Although EGS is truly the wild west of energy speculation, its outsized long-term potential is what has investors like Google most excited about companies like AltaRock.  Outlined in a 2006 MIT report, entitled The Future of Geothermal Energy – Impact of Enhanced Geothermal Systems (EGS) on the United States in the 21st Century, EGS resources would allow for a decoupling of geothermal development from naturally occurring anomalies, greatly expanding the geographic range in which projects could be developed.

The MIT study projects that EGS and hydrothermal resources could supply roughly 140,000 times the total U.S. annual primary energy use in 2005 or all of the world’s current energy demand and then some.  And it’s probably cheap: the report concludes that EGS could be capable of producing electricity for as low as $0.039 per kWh less than the cost of coal-fired generation.

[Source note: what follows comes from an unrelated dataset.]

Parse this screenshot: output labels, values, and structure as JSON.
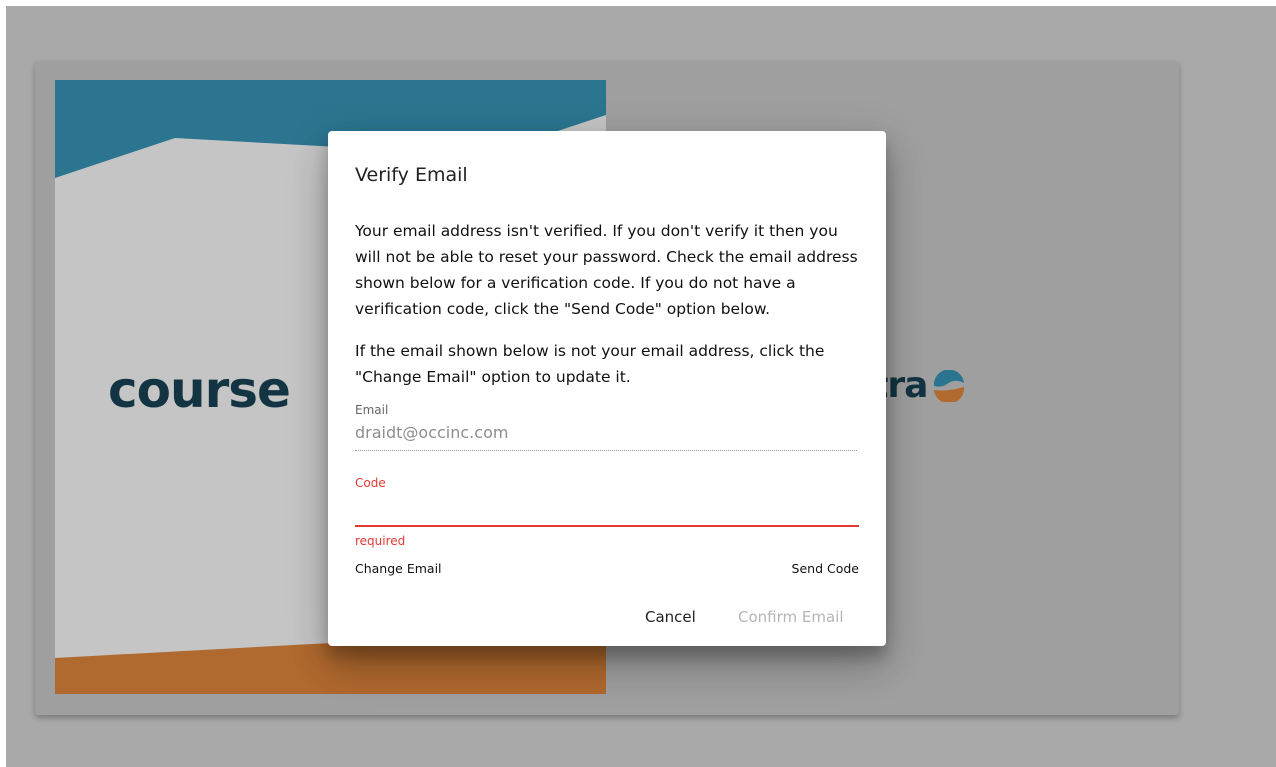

In the meantime, innovations around conventional geothermal resources are also pushing geothermal power into the 21st century.  Simbol Materials, a California-based startup, is piggy-backing on geothermal development in the geothermal-rich Salton Sea field, with plans to extract lithium from geothermal brine for use in innovative battery applications like electric cars.  Plans to lay undersea cables from Iceland, a geothermal power leader which sits atop more potential than it can consume, would provide a renewable power source to Scotland.  Similar proposals have been floated among island nations throughout the Caribbean and South Pacific.

Pike Research’s Geothermal Power Projects report shows that conventional (hydrothermal) development has expanded from just 26 countries in 2010 to 64 at the start of 2013.  With 567 named projects identified worldwide, the geothermal industry is looking more and more like a dormant volcano beginning to stir.